BY ANASTASIA ZOLOTOVA
Since its releasein 1868, the novel “Little Women” by Louisa May Alcott has captured hearts for generations with its timeless tale of family and sisterhood. One may think such a reputation is hard to live up to, but director Greta Gerwig’s adaptation doesnot disappoint, capturing the beloved story with a contemporary take and a stellar cast.
The film’s protagonists—sisters Meg, Jo, Beth and Amy March—endure the domestic struggles and joys of a middle-class family during the nineteenth century, along with their close friend Theodore “Laurie” Laurence.

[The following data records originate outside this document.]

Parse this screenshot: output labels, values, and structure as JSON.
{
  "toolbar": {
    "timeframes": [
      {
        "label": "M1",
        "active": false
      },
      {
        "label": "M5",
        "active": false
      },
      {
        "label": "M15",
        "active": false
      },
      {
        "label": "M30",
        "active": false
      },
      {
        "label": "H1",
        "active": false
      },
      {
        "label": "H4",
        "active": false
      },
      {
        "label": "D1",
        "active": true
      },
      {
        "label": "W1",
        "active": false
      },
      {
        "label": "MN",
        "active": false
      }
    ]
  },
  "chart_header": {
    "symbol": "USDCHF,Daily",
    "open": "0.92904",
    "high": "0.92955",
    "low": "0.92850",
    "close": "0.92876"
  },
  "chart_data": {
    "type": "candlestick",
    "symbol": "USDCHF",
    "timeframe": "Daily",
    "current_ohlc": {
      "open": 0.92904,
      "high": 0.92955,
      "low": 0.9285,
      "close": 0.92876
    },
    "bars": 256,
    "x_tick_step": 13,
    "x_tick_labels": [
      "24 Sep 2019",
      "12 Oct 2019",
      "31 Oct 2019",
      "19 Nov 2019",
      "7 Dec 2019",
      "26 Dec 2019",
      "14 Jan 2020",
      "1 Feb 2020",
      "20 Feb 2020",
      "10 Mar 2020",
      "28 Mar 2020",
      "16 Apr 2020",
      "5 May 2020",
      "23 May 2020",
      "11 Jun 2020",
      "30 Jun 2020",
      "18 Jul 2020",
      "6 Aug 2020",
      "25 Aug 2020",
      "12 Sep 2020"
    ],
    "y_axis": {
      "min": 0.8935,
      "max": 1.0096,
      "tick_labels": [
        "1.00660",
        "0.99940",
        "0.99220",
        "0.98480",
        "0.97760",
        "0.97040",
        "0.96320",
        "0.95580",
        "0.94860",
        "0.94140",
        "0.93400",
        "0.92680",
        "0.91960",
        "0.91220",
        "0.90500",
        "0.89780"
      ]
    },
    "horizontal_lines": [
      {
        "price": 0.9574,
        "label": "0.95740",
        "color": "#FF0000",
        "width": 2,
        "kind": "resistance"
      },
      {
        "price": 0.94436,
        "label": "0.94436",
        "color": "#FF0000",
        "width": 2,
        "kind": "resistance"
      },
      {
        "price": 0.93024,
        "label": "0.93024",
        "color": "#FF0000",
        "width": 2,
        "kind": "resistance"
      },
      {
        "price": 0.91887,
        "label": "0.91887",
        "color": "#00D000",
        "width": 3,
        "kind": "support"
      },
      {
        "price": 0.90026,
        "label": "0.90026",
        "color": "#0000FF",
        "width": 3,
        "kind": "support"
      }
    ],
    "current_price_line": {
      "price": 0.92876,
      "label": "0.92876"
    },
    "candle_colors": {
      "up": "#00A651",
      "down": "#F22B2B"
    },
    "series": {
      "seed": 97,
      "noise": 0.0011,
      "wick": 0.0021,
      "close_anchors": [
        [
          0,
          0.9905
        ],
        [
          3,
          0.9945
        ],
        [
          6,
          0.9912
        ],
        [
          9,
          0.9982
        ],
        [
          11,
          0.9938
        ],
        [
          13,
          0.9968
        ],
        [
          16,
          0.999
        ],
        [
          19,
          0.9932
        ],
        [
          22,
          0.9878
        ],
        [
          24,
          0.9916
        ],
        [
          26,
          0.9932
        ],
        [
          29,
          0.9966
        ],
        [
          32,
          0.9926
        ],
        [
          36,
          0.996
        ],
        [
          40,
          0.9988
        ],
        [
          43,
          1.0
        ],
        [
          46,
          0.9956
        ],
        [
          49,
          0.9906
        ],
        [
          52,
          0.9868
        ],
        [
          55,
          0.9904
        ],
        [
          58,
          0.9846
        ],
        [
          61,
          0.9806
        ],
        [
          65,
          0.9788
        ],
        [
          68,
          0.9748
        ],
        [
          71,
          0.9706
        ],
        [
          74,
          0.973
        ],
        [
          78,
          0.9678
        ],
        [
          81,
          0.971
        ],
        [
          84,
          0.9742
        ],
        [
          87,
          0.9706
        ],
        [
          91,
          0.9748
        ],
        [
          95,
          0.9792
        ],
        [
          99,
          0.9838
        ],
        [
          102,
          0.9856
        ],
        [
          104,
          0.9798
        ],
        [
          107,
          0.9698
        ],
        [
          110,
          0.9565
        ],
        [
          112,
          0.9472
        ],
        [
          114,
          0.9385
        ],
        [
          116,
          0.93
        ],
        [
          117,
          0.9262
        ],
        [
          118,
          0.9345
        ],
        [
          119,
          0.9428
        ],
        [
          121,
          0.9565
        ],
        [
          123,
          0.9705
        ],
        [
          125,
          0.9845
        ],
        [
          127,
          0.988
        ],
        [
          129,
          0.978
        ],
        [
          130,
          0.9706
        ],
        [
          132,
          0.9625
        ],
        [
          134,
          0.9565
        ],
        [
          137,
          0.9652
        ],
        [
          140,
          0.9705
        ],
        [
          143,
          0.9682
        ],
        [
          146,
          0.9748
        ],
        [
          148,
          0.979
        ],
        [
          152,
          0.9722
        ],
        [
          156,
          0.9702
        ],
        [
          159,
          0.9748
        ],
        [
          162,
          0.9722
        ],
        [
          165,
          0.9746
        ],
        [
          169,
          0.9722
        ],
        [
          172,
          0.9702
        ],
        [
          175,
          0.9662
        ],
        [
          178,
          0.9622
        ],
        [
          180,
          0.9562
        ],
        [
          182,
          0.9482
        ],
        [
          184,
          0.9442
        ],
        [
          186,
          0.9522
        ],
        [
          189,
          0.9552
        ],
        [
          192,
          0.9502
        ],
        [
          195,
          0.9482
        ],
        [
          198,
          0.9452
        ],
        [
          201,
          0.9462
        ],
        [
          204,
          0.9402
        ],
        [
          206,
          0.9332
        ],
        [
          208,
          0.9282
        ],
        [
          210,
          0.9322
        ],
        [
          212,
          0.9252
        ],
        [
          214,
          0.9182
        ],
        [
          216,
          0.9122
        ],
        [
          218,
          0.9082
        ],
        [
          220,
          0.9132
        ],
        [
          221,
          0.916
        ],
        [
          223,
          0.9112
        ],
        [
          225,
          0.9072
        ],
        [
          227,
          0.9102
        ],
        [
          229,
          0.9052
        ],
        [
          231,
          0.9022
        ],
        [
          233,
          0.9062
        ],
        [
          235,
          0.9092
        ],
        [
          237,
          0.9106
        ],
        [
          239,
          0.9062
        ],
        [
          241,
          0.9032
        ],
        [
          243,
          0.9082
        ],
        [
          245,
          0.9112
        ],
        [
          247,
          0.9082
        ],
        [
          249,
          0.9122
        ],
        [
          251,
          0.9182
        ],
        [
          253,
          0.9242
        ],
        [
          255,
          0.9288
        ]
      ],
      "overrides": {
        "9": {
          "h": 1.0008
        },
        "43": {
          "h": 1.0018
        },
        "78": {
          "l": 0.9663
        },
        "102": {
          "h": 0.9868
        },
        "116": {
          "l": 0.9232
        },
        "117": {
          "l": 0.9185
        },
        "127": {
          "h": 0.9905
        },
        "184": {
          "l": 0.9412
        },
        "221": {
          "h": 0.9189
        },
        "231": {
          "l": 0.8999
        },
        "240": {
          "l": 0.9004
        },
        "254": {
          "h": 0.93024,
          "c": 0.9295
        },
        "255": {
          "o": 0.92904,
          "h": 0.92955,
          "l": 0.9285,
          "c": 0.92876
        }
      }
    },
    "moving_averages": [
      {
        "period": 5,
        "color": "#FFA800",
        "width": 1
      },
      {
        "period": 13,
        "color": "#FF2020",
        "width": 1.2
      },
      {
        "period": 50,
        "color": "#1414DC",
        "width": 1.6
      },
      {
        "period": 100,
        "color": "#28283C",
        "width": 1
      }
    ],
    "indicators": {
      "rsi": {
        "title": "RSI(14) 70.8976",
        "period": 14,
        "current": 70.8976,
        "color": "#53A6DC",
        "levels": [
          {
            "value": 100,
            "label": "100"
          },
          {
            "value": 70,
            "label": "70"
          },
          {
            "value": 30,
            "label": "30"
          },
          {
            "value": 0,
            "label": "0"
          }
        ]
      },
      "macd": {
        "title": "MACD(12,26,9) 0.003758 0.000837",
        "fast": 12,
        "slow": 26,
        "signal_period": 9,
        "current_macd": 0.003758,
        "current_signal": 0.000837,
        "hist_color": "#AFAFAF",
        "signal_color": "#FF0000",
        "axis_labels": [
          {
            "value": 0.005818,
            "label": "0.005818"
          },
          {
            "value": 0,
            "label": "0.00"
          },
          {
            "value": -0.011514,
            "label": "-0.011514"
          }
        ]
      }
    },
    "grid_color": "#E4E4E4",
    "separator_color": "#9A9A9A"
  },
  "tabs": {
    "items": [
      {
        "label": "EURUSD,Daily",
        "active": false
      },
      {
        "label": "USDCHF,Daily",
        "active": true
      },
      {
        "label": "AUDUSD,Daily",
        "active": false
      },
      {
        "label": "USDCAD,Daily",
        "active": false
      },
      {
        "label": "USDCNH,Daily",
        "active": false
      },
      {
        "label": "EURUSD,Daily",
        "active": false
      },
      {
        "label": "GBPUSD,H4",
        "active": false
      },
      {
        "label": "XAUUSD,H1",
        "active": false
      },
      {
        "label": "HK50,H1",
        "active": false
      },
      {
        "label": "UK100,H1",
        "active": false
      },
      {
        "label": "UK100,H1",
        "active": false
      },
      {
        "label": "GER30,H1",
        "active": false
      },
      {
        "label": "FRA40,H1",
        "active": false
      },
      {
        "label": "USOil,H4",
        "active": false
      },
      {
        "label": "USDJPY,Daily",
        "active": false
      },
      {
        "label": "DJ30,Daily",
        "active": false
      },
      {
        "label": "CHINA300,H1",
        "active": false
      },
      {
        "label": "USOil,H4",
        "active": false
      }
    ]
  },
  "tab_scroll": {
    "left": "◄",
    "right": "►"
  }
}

For the first hour, the plot follows two different timelines seven years apart, which later merge into one. Although this may confuse viewers and spoil several endings from the beginning—like the result of budding romantic relationships—it sets an interesting parallel between the past and the present, allowing audiences to have a different perspective on the past when they know the outcome.
The film also boasts a veteran cast of famed Hollywood actors: Emma Watson as Meg, Laura Dern as the girls’ mother, Marmee, and Meryl Streep as Aunt March. However, it’s newcomer Florence Pugh who truly steals the show in her performance as Amy March, arguably the most flawed of all the sisters. Through her mistakes and triumphs alike (and sometimes Amy triumphs at the expense of other characters), Pugh plays her part emotionally and in a way that makes viewers understand why Amy does what she does, even if it’s the wrong thing to do.
In fact, that’s what’s truly so refreshing about “Little Women”: Although the film is set more than 150 years ago, audiences are still able to empathize and identify with the characters. All of the sisters, as well as Laurie, are portrayed as real people with real flaws: selfishness, laziness, materialism, short temper. There’s one truly genuine scene in which Marmee asks the girls to give away their Christmas breakfast to a less fortunate family, and although they end up doing it, they—hungry, greedy, and eager to eat—look like they’d rather do anything but.
It’s an incredibly honest portrayal of family and the struggles that people face—whether in the constraints of society, especially for women, or within the family itself—that transcends the restrictions of time entirely.
An interesting aspect of the film, though, is one where Gerwig strays from the original plot. The ending itself, which leaves one of the sisters’ futures open to interpretation, leaves viewers to wonder whether she did what’s expected of her (as she does in the book) or stays true to what has been her nature all along. This is a well-needed choice that seems apt given our modern times and one that the character deserves, but can’t have the chance to make given the times and society she lives in.
The film is truly a masterpiece, executed by both the director and the awe-inspiring and often tear-jerking performances of the cast. And although its characters have been around for more than 150 years, audiences can fall in love with them on the big screen all over again because, at its core, “Little Women” is simply a love story…between friends, sisters, mothers and daughters.